# HDD Hitzeproblem



## Pitchblack (10. Juli 2004)

Hi Community!

Was kann ich gegen eine Überhitzung der Festplatte tun? Mein Rechner stürtzt alle paar Stunden ab. Als ich das Gehäuse öffnete und einzelne Komponenten überprüft habe, habe ich gemerkt dass die HDD extrem heiß wurde. 
Lohnt sich da ein Heatpipe System? Gibt es alternativen?


----------



## JoKne (10. Juli 2004)

Kannst auch nen einfachen HDD Kühler kaufen, also einen Lüfter. Bekommste schon für 3 Euro, oder weniger. Ansonsten  könntest einfach nen normalen 80er Lüfter einbauen und den auf die HDD richen, müsste auch reichen.

Hängt natürlich alles davon ab wie heiß deine HDD denn wird.

Evtl. liegt es aber auch einfach daran das z.B. 2 HDD´s übereinander liegen und sich deshalb die Luft staut oder das aus sonstigen gründen die Luft nicht abweichen kann, da solltest dann eben für Platz um die Festplatte sorgen.

Ansonsten wüsste ich nicht was du machen könntest.


----------



## mieserpisser (9. August 2004)

Also wenn ich da auch mal meinen Senf dazu geben darf, ich habe meine Festplatten einfach mit Gummibändern in die freien 5 1/4 Zoll Einschübe meines Tower gehängt.
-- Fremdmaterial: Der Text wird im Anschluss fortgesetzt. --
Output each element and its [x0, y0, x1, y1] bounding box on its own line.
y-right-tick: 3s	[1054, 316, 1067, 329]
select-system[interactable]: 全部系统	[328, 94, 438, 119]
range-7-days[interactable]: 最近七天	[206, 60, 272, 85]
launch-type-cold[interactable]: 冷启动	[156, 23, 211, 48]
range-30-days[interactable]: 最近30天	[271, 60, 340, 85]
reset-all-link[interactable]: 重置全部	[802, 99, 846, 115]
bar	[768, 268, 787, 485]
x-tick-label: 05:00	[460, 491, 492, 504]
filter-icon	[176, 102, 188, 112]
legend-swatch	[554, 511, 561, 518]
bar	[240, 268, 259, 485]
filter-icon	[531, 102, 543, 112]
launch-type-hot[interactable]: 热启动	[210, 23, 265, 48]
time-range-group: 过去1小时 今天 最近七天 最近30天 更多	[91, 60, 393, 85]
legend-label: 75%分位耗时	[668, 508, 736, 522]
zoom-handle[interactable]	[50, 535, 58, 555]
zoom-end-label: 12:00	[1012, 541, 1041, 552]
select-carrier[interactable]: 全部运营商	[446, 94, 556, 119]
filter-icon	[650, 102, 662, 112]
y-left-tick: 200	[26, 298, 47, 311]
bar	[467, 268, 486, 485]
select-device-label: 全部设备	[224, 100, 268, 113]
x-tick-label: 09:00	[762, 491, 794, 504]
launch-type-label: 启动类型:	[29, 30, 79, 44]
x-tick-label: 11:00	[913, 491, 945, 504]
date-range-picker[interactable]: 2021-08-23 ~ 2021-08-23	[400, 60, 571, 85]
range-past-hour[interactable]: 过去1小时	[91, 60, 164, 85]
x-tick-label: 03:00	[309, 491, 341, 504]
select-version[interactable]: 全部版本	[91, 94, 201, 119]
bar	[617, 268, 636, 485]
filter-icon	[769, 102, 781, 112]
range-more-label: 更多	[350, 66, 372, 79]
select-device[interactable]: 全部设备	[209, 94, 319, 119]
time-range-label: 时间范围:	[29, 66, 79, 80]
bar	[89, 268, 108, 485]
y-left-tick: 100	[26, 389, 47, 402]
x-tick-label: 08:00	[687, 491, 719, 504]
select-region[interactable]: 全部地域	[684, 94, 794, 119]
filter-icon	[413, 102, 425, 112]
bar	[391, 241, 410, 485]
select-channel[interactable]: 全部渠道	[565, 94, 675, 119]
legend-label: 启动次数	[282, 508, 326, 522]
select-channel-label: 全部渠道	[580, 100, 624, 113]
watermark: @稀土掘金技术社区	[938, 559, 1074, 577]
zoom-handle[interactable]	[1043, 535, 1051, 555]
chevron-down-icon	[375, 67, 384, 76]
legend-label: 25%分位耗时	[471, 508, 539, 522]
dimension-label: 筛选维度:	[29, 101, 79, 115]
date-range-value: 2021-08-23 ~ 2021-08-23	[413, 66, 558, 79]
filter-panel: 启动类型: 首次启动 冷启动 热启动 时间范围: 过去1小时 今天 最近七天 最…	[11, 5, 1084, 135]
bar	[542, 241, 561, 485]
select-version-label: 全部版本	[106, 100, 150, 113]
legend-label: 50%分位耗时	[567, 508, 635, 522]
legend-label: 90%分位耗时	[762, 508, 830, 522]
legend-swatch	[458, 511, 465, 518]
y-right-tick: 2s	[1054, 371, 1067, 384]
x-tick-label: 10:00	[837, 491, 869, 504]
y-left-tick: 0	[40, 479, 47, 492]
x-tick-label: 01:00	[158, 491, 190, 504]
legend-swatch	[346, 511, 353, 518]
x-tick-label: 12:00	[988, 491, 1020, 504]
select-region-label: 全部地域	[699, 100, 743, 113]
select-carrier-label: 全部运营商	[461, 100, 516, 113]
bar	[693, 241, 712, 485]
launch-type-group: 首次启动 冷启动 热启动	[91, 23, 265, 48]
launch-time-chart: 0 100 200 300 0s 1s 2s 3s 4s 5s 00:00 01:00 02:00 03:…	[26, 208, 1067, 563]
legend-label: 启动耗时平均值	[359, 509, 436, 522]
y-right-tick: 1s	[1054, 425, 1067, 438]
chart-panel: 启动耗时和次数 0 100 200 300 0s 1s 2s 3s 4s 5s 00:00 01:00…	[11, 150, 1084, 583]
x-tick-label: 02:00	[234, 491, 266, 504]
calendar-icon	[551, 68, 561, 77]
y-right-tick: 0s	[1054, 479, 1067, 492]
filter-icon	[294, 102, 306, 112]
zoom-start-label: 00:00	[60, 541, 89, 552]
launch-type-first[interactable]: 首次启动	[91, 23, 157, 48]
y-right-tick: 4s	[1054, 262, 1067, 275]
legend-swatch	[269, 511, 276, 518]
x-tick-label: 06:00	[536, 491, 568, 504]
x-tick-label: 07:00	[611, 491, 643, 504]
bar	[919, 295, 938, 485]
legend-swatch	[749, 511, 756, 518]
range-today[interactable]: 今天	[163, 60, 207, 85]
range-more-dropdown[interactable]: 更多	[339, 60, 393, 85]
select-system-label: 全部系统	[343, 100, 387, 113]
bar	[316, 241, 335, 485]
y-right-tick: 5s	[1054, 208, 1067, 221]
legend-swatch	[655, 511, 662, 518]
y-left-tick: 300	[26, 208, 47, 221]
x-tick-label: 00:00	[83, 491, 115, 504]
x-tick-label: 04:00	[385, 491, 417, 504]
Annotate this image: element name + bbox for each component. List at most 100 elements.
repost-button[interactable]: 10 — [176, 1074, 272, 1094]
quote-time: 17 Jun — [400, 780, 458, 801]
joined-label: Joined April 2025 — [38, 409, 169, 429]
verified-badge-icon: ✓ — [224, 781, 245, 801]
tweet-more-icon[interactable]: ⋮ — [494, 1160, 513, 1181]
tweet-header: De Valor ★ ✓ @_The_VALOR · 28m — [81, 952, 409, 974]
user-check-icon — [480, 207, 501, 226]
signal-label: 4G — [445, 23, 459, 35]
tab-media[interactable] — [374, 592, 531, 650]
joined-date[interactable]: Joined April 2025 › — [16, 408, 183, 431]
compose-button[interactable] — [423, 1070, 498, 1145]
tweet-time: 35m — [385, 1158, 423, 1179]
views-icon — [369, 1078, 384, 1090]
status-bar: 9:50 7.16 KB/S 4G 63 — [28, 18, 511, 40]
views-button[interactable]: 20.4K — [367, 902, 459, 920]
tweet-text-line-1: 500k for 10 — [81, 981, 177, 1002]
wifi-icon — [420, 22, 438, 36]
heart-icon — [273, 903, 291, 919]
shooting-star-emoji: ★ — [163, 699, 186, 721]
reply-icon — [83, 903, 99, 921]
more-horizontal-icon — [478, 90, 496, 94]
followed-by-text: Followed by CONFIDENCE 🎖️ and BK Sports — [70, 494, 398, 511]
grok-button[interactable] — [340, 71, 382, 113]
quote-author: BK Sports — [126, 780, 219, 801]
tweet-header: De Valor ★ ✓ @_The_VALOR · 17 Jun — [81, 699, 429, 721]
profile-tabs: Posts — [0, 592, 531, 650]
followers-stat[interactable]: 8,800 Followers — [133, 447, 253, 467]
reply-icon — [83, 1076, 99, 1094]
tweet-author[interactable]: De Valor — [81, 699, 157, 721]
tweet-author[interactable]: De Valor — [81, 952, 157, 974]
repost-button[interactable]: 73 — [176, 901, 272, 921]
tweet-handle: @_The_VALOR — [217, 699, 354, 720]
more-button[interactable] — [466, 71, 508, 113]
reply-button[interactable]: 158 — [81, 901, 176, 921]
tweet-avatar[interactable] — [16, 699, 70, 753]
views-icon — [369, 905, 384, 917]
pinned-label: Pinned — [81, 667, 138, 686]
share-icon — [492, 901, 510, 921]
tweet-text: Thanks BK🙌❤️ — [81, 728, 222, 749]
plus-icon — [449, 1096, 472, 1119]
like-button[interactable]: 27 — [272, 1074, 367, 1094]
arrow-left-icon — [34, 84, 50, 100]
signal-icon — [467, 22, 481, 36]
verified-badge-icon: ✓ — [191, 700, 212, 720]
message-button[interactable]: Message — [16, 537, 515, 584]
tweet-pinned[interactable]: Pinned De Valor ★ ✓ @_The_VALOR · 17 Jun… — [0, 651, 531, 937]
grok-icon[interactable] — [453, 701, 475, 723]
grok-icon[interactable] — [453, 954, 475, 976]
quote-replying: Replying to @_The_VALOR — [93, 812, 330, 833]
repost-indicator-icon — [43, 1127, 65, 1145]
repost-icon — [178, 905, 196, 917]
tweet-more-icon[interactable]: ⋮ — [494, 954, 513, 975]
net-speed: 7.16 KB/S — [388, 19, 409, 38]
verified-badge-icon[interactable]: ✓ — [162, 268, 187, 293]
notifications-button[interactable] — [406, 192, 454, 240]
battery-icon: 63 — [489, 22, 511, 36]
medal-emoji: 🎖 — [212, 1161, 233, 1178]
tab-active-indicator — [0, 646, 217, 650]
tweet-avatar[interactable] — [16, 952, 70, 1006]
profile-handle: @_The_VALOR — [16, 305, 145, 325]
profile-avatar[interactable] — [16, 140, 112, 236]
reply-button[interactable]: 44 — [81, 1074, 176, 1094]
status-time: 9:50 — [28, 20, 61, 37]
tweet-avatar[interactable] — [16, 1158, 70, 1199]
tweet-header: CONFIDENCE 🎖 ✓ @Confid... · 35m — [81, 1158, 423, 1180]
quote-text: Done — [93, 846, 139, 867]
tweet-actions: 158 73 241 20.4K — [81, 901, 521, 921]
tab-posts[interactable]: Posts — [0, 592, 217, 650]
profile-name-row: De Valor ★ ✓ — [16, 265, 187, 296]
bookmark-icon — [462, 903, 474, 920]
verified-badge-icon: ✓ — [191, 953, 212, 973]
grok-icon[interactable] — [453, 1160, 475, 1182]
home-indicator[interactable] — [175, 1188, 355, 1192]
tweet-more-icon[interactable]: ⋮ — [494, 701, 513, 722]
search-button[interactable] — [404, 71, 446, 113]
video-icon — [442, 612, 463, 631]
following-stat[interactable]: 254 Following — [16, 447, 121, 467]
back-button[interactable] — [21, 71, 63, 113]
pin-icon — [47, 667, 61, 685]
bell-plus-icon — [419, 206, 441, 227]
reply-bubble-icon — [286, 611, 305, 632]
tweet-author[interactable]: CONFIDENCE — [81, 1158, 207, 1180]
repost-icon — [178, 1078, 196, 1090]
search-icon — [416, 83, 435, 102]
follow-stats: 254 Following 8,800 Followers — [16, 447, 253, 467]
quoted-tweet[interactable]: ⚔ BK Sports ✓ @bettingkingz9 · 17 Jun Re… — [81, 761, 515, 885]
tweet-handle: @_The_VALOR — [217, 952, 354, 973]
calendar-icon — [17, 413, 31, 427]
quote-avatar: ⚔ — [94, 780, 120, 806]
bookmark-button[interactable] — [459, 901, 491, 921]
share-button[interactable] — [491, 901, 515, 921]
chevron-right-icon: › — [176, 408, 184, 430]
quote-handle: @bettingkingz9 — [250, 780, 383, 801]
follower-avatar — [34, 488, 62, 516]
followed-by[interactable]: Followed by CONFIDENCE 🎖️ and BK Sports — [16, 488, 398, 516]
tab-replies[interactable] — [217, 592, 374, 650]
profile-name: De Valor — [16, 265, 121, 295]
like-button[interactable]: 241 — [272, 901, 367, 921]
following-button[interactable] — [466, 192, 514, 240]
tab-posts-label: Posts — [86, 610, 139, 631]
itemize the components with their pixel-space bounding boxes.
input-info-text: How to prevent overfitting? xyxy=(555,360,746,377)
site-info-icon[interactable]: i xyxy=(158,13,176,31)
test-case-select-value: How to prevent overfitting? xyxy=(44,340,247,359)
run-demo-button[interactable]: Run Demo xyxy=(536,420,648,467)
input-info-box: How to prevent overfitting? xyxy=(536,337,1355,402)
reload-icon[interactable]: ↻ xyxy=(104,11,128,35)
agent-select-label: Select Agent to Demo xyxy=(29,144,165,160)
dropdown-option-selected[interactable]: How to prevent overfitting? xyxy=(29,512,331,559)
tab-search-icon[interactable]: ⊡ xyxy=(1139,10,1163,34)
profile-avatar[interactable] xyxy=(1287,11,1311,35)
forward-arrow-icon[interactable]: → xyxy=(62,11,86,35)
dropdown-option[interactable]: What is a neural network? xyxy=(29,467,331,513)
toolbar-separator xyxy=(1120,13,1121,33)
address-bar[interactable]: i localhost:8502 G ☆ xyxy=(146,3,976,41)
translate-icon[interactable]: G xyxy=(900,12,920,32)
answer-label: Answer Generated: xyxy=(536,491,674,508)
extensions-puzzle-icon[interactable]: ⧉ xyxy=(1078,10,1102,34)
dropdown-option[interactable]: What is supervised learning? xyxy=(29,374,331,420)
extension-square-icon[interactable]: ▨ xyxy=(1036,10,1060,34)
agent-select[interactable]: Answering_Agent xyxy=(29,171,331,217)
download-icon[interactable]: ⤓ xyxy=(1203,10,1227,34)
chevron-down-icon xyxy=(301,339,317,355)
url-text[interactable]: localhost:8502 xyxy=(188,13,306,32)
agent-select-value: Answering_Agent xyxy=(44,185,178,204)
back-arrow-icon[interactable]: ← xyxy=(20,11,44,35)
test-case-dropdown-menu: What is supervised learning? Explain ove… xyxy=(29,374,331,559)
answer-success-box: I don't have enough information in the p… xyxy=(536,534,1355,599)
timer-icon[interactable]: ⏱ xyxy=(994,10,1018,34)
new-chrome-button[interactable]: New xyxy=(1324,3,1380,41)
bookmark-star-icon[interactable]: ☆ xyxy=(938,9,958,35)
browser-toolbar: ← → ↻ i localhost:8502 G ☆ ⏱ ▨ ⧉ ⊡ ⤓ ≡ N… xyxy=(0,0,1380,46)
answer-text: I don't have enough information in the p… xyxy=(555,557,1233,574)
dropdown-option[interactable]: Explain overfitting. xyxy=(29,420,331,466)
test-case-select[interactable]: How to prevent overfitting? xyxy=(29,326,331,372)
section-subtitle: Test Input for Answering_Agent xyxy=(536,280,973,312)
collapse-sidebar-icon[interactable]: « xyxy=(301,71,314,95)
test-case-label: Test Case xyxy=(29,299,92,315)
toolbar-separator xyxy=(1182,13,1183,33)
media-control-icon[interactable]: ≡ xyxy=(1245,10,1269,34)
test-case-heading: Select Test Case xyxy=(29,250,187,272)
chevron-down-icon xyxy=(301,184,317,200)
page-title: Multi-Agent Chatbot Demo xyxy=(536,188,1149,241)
Das hatte 2 Effekte zurfolge

1. Der PC wurde merklich leiser (man hört nur etwas wenn darauf zugegriffen wird)
2. Die Temperatur der Platten liegt jetzt nur 4°C über der Innenraumtemperatur (im Schnitt 32°C)


----------



## sorgenkind (9. August 2004)

hallo,

ich habe eine wd mit 10k umdrehungen. Die festplatte wird mit 2 Lüftern gekühlt. Momentane Temperatur: 28.5°C. Immer gut kühlen ist meine Antwort.


----------